REPUBLIKA.CO.ID, JAKARTA -- Produsen minyak goreng meminta agar distribusi minyak goreng (migor) curah hasil domestic market obligation (DMO) diserahkan ke Badan Usaha Milik Negara. Pasalnya, pendistribusian minyak goreng hasil DMO dinilai kurang menarik bagi swasta lantaran untung yang kecil.
Kementerian Perdagangan (Kemendag) telah menerapkan kebijakan DMO serta domestic price obligation (DPO) untuk menjamin pasokan minyak sawit dalam negeri sekaligus dengan harga terjangkau. Kebijakan itu sudah berlaku per 1 Juni 2022.
Direktur Eksekutif Gabungan Industri Minyak Nabati Indonesia (GIMNI), Sahat Sinaga, menjelaskan, para produsen migor telah mendapatkan pasokan minyak sawit hasil DMO dari produsen di hulu dengan harga Rp 9.500 per liter. Harga tersebut jauh di bawah rata-rata harga CPO internasional yang lebih dari Rp 15 ribu per liter.
Selanjutnya, produksi migor curah itu didistribusikan oleh Pelaku Usaha Jasa Logistik dan Eceran (PUJLE) dan bertanggung jawab agar harga di tingkat konsumen tercapai sesuai HET Rp 14 ribu per liter atau Rp 15.500 per kilogram (kg). Menurut Sahat, sistem tersebut lebih mempermudah pencapaian target pemerintah.
"Hanya saja, berapa banyak perusahaan yang sudah menjadi PUJLE? Itu baru satu, ID Food (Holding BUMN Pangan), padahal Indonesia ini luas. Jadi kita pikir kapan ini bisa mulai berlangsung?" kata Sahat kepada Republika.co.id, Selasa (7/6/2022).
Hingga saat ini, kata Sahat, ia juga belum mengetahui detail kemampuan ID Food dalam menyalurkan migor curah hasil DMO. Padahal, Kementerian Perdagangan menargetkan 10 ribu titik penjualan migor curah.
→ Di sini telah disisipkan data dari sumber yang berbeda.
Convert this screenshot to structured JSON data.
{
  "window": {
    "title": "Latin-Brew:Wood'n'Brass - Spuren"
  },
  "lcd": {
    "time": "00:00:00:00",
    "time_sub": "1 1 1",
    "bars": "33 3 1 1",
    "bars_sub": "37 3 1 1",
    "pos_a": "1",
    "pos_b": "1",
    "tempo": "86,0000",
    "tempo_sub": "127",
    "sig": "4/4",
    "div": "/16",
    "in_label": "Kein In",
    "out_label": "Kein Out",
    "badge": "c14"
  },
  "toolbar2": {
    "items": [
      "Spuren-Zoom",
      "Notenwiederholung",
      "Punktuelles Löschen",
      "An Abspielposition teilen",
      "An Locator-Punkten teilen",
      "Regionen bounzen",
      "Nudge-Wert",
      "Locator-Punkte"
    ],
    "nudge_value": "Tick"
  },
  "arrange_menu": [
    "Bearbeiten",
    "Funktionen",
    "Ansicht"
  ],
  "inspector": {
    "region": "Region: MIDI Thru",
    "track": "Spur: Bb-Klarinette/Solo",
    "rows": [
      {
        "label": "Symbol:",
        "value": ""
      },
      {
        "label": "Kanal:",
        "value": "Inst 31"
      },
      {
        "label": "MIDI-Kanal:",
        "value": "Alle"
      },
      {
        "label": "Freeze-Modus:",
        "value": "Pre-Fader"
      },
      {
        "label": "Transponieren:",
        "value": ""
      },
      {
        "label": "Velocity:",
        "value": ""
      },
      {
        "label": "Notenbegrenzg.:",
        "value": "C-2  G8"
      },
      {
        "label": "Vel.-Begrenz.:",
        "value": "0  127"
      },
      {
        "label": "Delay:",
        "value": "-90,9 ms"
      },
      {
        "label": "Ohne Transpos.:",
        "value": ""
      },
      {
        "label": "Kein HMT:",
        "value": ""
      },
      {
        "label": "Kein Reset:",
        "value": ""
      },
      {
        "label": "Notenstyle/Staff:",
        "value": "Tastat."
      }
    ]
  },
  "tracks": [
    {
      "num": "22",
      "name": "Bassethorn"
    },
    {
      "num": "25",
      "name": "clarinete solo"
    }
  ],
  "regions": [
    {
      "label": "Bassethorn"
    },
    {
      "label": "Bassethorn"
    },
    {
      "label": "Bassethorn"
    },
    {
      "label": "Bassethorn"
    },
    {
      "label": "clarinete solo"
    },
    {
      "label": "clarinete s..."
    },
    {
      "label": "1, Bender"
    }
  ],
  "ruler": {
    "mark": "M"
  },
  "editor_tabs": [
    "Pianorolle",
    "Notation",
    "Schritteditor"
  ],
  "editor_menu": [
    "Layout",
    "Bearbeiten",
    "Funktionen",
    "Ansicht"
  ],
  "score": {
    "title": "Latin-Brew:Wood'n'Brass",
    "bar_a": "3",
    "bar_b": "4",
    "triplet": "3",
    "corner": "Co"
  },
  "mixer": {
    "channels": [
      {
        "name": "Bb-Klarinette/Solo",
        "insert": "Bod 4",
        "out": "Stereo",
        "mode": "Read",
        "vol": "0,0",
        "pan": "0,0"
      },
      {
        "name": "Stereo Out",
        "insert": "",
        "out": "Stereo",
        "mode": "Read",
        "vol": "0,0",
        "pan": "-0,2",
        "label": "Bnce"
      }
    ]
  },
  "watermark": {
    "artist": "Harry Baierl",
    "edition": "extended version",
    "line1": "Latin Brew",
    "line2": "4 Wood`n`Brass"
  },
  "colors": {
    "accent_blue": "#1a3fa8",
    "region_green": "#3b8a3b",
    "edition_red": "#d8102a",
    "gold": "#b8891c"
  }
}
Di mana, ribuan titik itu harus dikontrol oleh PUJLE melalui sistem digital.
"Saya mendorong supaya (produsen-produsen) bisa segera berbicara dengan ID Food, ke mana saja mereka mau mendistribusikan dan berapa volume per bulan mereka mampu," katanya.
Sahat pun mendorong agar Bulog yang juga merupakan BUMN turut menjadi distributor bersama ID Food. Ia menyebut, Bulog saat ini masih dalam tahap persetujuan pemerintah memastikan kesiapan sistem digital.
Menurutnya, dengan ditambahnya BUMN sebagau PUJLE, penyaluran akan semakin luas dan BUMN dapat menguasai pendistribusian migor curah hasil DMO di dalam negeri. Pasalnya perusahaan swasta kurang tertarik dengan program pemerintah itu lantaran untung yang kecil.
"Katakanlah biaya distribusi Rp 4.000 per kg sedangkan HET Rp 15.500 per kg, berarti dari produsen maksimal melepas harga Rp 11.500 per kg (sedangkan harga CPO Rp 10.600 per kg)," katanya.
Lantaran margin yang kecil itu, Sahat tak menampik swasta tak bisa bekerja maksimal dalam program pemerintah. Sebaliknya, jika dikerjakan oleh BUMN akan jauh lebih maksimal karena penugasan langsung dari pemerintah.
GIMNI juga mengharapkan agar BUMN bisa menguasai penyaluran migor curah DMO sedikitnya 85 persen dari total kebutuhan nasional.
Menteri Koordinator Kematiritiman dan Investasi, Luhut Binsar Pandjaitan, sebelumnya mengatakan, pemerintah menetapkan kuota DMO minyak sawit bulan Juni sebesar 300 ribu ton. Adapun, DPO dipatok sebesar Rp 10.600 per kg atau Rp 9.500 per liter.
Kuota tersebut menurut pemerintah lebih tinggi 50 persen dari rata-rata kebutuhan bulanan untuk migor curah.
Sementara itu, Sekretaris Jenderal Gabungan Pengusaha Kelapa Sawit Indonesia (GAPKI), Eddy Martono, mengatakan, produsen CPO di hulu siap membantu produsen minyak goreng di hilir dengan memenuhi kewajiban DMO dan DPO.
"Kalau di hulu tidak ada masalah, permintaan di hulir akan dipenuhi," kata Eddy.